Era el retrato de una joven, de la cabeza a la cintura. Llevaba un vestido sencillo de algodón y su cuerpo delgado posaba con cierta rigidez contra una pared de madera oscura. Su pelo rubio y lacio, que caía hasta los hombros, parecía brillar contra la madera tosca. Su rostro mostraba líneas de sufrimiento en torno de las comisuras de la boca y un magnífico par de ojos, más oscuros que la madera. Conjeturé que tendría unos treinta años.

– ¿Quién es? -pregunté-. Parece… qué sé yo. No diría hermosa, pero sí viva. ¿Es mi abuela? ¿Era ella en su juventud?

El rabino Leibovitz agitó la mano:

– Paciencia, paciencia. Busque debajo de la fotografía.

Lo hice. Apareció una hoja de cuaderno, cuidadosamente doblada, arrugada y amarillenta. La alcé y empecé a desplegarla.

– Con cuidado -me advirtió.

– ¿Es el certificado que acompaña la condecoración? -pregunté mientras manipulaba cuidadosamente el papel.

– No, no tiene nada que ver.

Terminé de abrirla. Las letras escritas con tinta azul estaban casi borradas, como si la esquela hubiera pasado accidentalmente por un lavarropas, pero las palabras eran legibles. Las leí, embargado por una extraña sensación de desconcierto.

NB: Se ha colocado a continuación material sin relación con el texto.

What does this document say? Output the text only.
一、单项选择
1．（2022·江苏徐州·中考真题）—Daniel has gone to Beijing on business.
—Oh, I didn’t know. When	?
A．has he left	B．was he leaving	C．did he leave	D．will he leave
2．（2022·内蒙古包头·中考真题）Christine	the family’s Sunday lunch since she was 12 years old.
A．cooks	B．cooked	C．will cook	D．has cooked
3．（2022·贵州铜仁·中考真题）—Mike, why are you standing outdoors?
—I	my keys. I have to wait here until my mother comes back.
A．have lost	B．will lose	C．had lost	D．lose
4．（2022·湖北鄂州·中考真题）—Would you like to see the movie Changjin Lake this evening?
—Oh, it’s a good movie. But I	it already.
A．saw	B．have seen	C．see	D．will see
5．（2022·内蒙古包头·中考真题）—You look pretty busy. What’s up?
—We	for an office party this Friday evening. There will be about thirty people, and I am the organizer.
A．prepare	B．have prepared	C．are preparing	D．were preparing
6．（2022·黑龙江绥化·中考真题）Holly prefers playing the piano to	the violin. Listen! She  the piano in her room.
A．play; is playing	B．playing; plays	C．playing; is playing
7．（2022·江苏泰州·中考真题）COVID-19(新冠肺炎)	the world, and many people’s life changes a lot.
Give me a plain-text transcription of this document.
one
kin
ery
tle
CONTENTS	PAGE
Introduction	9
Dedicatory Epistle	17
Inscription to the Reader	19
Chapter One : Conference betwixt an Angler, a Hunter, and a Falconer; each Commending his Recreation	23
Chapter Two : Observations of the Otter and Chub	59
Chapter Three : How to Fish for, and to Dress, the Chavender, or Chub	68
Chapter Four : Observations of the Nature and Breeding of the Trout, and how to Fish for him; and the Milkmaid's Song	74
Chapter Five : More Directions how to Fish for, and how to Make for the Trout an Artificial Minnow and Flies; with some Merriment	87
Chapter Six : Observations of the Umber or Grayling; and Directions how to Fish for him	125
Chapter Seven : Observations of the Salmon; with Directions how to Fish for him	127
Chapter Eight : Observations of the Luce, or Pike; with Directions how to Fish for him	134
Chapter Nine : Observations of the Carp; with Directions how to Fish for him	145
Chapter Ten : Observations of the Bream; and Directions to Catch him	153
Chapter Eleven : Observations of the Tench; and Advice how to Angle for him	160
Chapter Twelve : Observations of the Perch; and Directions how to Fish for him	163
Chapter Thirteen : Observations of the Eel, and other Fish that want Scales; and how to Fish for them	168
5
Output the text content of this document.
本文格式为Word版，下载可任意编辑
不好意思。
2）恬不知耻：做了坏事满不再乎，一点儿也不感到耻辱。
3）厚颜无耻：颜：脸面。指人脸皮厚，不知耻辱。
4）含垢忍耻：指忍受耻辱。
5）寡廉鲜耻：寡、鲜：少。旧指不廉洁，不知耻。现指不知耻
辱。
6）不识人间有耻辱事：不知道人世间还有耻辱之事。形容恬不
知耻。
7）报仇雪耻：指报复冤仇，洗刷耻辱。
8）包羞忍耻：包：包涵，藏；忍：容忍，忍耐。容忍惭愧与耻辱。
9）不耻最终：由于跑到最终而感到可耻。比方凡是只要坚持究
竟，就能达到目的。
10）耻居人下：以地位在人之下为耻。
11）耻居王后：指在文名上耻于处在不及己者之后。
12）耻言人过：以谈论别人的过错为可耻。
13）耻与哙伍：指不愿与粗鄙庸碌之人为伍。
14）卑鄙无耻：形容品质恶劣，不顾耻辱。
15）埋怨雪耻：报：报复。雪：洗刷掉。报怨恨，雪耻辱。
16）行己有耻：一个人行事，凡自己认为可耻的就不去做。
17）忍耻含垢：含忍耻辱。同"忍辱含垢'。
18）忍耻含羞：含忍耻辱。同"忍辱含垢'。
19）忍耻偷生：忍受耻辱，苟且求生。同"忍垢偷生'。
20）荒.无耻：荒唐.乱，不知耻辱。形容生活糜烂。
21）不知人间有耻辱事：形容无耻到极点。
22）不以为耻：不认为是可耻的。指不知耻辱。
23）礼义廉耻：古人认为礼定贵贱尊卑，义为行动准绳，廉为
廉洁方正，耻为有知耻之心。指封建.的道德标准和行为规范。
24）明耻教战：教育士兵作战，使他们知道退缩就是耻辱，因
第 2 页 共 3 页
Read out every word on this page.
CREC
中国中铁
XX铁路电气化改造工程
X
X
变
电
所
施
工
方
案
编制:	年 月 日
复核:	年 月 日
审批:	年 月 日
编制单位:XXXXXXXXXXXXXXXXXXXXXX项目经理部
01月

Que estas muertes recaigan sobre mí.

W.


– Es casi ilegible. ¿Qué significa? ¿Y quién es "W"?

– Es casi ilegible, Mark, porque cayó a las aguas heladas del río Recknitz en 1944. Para explicarle el significado de la nota, debo narrarle una historia bastante tortuosa y espeluznante. Y en cuanto a "W", el autor de esa firma críptica era nada menos que Winston Churchill.